Diary of… a wrestler

Ahmed Elghawy is a second year medical student at NSU’s College of Osteopathic Medicine. He also started the wrestling club at NSU. He feels that, through wrestling, students can learn a sense of hard work and dedication and implement it into all aspects of their lives. 

A few days ago, someone asked me how the wrestling club at NSU was started. I was asked if I was willing to share my answer with this newspaper.  I said, “Sure, I’d love to,” thinking that the answer was fairly simple and straightforward. But the more I thought about it, I realized that I couldn’t really delve into this origin story without discussing my previous experiences with wrestling, what those experiences meant to me and how I’ve used them to shape the club into what it is today. So here goes nothing.

I come from a really small town outside of Philadelphia, where everyone pretty much knows everyone else by name and where people are very passionate about sports. Some of Pennsylvania’s biggest claims-to-fame are its outstanding high school and college wrestling programs. Pennsylvania eclipses Ohio and Iowa as possibly the best wrestling state in the country.

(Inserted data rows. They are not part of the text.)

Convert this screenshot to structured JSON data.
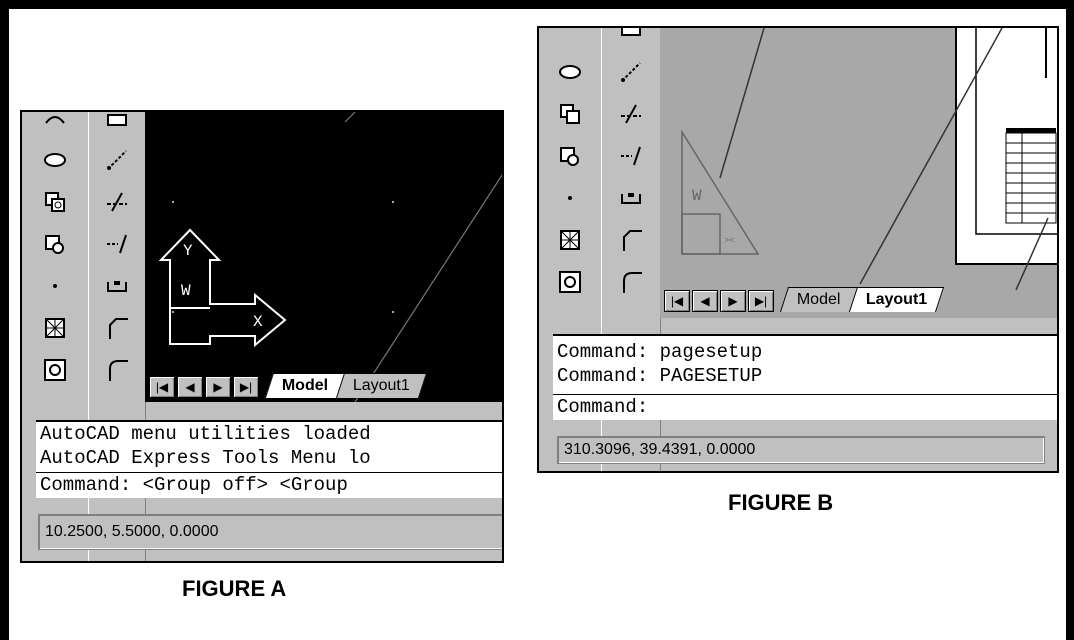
{
  "figure_a": {
    "caption": "FIGURE A",
    "tabs": [
      "Model",
      "Layout1"
    ],
    "command_lines": [
      "AutoCAD menu utilities loaded",
      "AutoCAD Express Tools Menu lo"
    ],
    "prompt": "Command:  <Group off>  <Group",
    "status": "10.2500, 5.5000, 0.0000"
  },
  "figure_b": {
    "caption": "FIGURE B",
    "tabs": [
      "Model",
      "Layout1"
    ],
    "command_lines": [
      "Command: pagesetup",
      "Command:   PAGESETUP"
    ],
    "prompt": "Command:",
    "status": "310.3096, 39.4391, 0.0000"
  },
  "nav_buttons": [
    "first-tab-icon",
    "prev-tab-icon",
    "next-tab-icon",
    "last-tab-icon"
  ],
  "tool_icons": [
    "ellipse-icon",
    "insert-block-icon",
    "make-block-icon",
    "point-icon",
    "hatch-icon",
    "region-icon",
    "construction-line-icon",
    "trim-icon",
    "extend-icon",
    "break-icon",
    "chamfer-icon",
    "fillet-icon"
  ],
  "colors": {
    "viewport_model": "#000000",
    "viewport_layout": "#a8a8a8",
    "toolbar": "#c0c0c0"
  }
}
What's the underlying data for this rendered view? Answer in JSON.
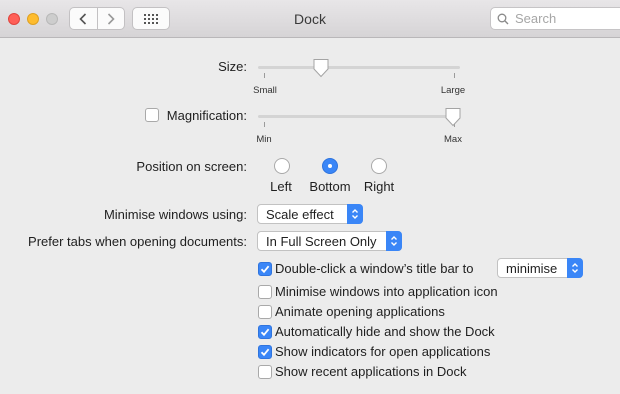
{
  "window": {
    "title": "Dock",
    "search_placeholder": "Search"
  },
  "size": {
    "label": "Size:",
    "min_label": "Small",
    "max_label": "Large",
    "value_fraction": 0.3
  },
  "magnification": {
    "label": "Magnification:",
    "checked": false,
    "min_label": "Min",
    "max_label": "Max",
    "value_fraction": 1.0
  },
  "position": {
    "label": "Position on screen:",
    "options": [
      "Left",
      "Bottom",
      "Right"
    ],
    "selected": "Bottom"
  },
  "minimise": {
    "label": "Minimise windows using:",
    "value": "Scale effect"
  },
  "tabs": {
    "label": "Prefer tabs when opening documents:",
    "value": "In Full Screen Only"
  },
  "checkboxes": [
    {
      "label": "Double-click a window’s title bar to",
      "checked": true
    },
    {
      "label": "Minimise windows into application icon",
      "checked": false
    },
    {
      "label": "Animate opening applications",
      "checked": false
    },
    {
      "label": "Automatically hide and show the Dock",
      "checked": true
    },
    {
      "label": "Show indicators for open applications",
      "checked": true
    },
    {
      "label": "Show recent applications in Dock",
      "checked": false
    }
  ],
  "double_click_action": {
    "value": "minimise"
  },
  "colors": {
    "accent": "#3a86f7",
    "close": "#ff5f57",
    "minimize": "#febc2e",
    "window_bg": "#ececec"
  },
  "icons": [
    "chevron-left-icon",
    "chevron-right-icon",
    "grid-icon",
    "search-icon",
    "checkmark-icon",
    "popup-arrows-icon"
  ]
}
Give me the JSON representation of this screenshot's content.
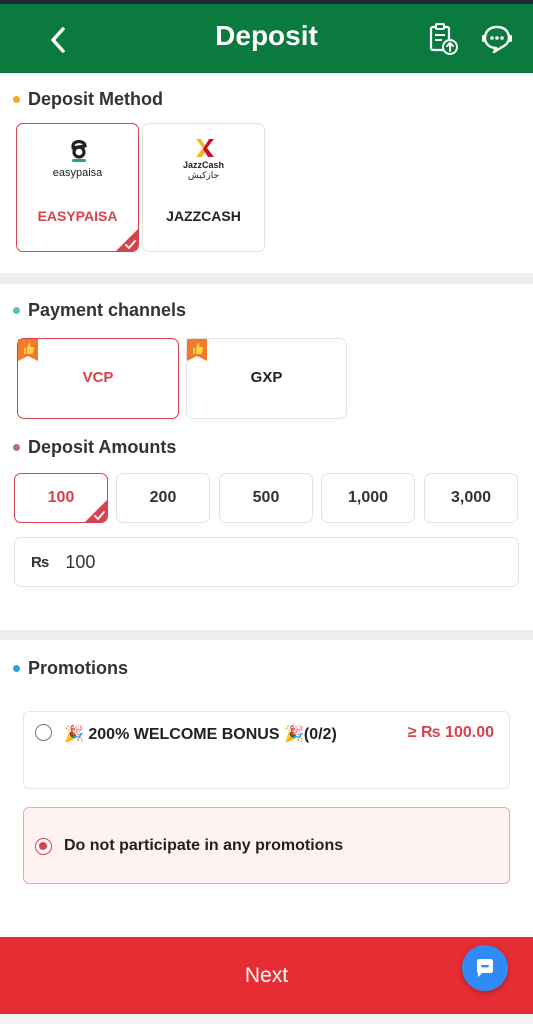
{
  "header": {
    "title": "Deposit",
    "back_icon": "chevron-left-icon",
    "records_icon": "clipboard-upload-icon",
    "support_icon": "chat-support-icon",
    "bg_color": "#0b7a3f"
  },
  "deposit_method": {
    "title": "Deposit Method",
    "dot_color": "#f2a623",
    "methods": [
      {
        "name": "EASYPAISA",
        "logo_text": "easypaisa",
        "selected": true
      },
      {
        "name": "JAZZCASH",
        "logo_text": "JazzCash",
        "logo_text_urdu": "جازکیش",
        "selected": false
      }
    ]
  },
  "payment_channels": {
    "title": "Payment channels",
    "dot_color": "#5bbfbd",
    "channels": [
      {
        "name": "VCP",
        "selected": true,
        "badge_icon": "thumb-up-badge-icon"
      },
      {
        "name": "GXP",
        "selected": false,
        "badge_icon": "thumb-up-badge-icon"
      }
    ]
  },
  "deposit_amounts": {
    "title": "Deposit Amounts",
    "dot_color": "#b56a86",
    "options": [
      "100",
      "200",
      "500",
      "1,000",
      "3,000"
    ],
    "selected_index": 0,
    "currency_symbol": "₨",
    "input_value": "100"
  },
  "promotions": {
    "title": "Promotions",
    "dot_color": "#2ba3dc",
    "items": [
      {
        "text": "🎉 200% WELCOME BONUS 🎉(0/2)",
        "min_amount": "≥ ₨ 100.00",
        "selected": false
      },
      {
        "text": "Do not participate in any promotions",
        "selected": true
      }
    ]
  },
  "footer": {
    "next_label": "Next",
    "next_color": "#e62d33",
    "chat_icon": "chat-bubble-icon"
  },
  "accent_color": "#d8434b"
}
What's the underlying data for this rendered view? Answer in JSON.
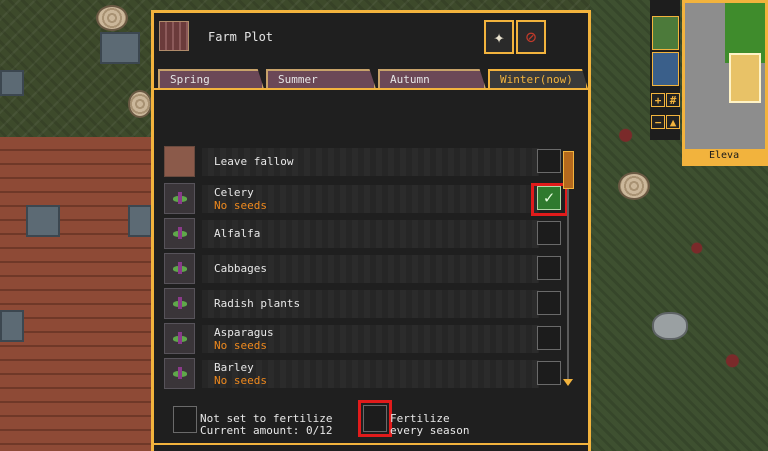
{
  "panel": {
    "title": "Farm Plot",
    "season_tabs": [
      "Spring",
      "Summer",
      "Autumn",
      "Winter(now)"
    ],
    "active_tab": "Winter(now)"
  },
  "crops": [
    {
      "name": "Leave fallow",
      "status": "",
      "checked": false,
      "icon": "fallow-soil-icon"
    },
    {
      "name": "Celery",
      "status": "No seeds",
      "checked": true,
      "icon": "sprout-icon"
    },
    {
      "name": "Alfalfa",
      "status": "",
      "checked": false,
      "icon": "sprout-icon"
    },
    {
      "name": "Cabbages",
      "status": "",
      "checked": false,
      "icon": "sprout-icon"
    },
    {
      "name": "Radish plants",
      "status": "",
      "checked": false,
      "icon": "sprout-icon"
    },
    {
      "name": "Asparagus",
      "status": "No seeds",
      "checked": false,
      "icon": "sprout-icon"
    },
    {
      "name": "Barley",
      "status": "No seeds",
      "checked": false,
      "icon": "sprout-icon"
    }
  ],
  "fertilize": {
    "left_line1": "Not set to fertilize",
    "left_line2": "Current amount: 0/12",
    "right_line1": "Fertilize",
    "right_line2": "every season"
  },
  "checkmark_glyph": "✓",
  "minimap": {
    "label": "Eleva"
  },
  "colors": {
    "accent": "#f2b33d",
    "warning": "#f08a1e",
    "checked": "#2f7a2e",
    "highlight": "#e11b1b"
  }
}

That being said, I was an average wrestler at best. I never won any big titles or headlined at any major tournaments. But, there were a few things that I shared with all my competitors across the state, including a sense of hard work and a never-give-up attitude, as well as passionate obligation to give back to the sport that had already given us so much. For this very reason, I decided to coach the sport while attending college full time and it became the reason why I decided that NSU needed a legitimate wrestling program.

I went around NSU’s campus asking people if there was a club or program where wrestlers could come to drill and work out, as well as a place for newcomers to learn the basics. At first, I found little success. But after months of looking, I discovered NSU’s mixed martial arts club, known as MMA Club. My excitement was palpable, until I saw that the club was highly disorganized, had no recognition from students and provided little-to-no guidance for new members from the executive board.

I knew that I had to become involved in the club. I used my experiences as a high school wrestling coach to add an element of structure to the practices through instruction and conditioning. As MMA’s unofficial teacher, I made it my mission to increase the club’s membership, through advertising it as a place where former wrestlers could rekindle their love of the sport and where newcomers would be welcomed.

Although this new mission was successful to a certain extent, I felt that I could do so much more as a member of the executive board. After being elected president of MMA, I changed its name to the Nova Wrestling Club, rewrote our constitution to include NSU alumni — who are often interested in returning to a sport that they had not visited since their high school days, and added a Brazilian jiu jistu component, which is currently led by Alain Chamoun, a purple belt in jiu jistu.

I also ordered new cleaning supplies for our wrestling mats to prevent possible skin infections, created flyers and t-shirts to increase awareness of the club around campus and helped raise over $250 toward the 2020 Legacy Scholarship.  My clubmates and I even filmed a highlight video demonstrating the instructional, technical qualities involved in wrestling and Brazilian jiu jitsu. Most importantly, we’ve made sure to instill a sense of hard work and discipline in our members through the rigor of our practices.

From day one, it has been my hope that the work ethic being taught at NSU’s wrestling program would influence our members — not just on the mats, but also in their classrooms, workplaces and homes. What we teach here, in addition to technique and conditioning, is how to become a responsible young adult who contributes back to the community.

We teach our members how to win with humility and lose with dignity, to actively seek improvement on a daily basis, and to understand that temporary setbacks are constructive and that any goal can be achieved with enough hard work. This is what our club is all about.

Looking back on this year, I would say that this club has accomplished everything I hoped it would.  But that does not mean we could not improve; there is always room for that.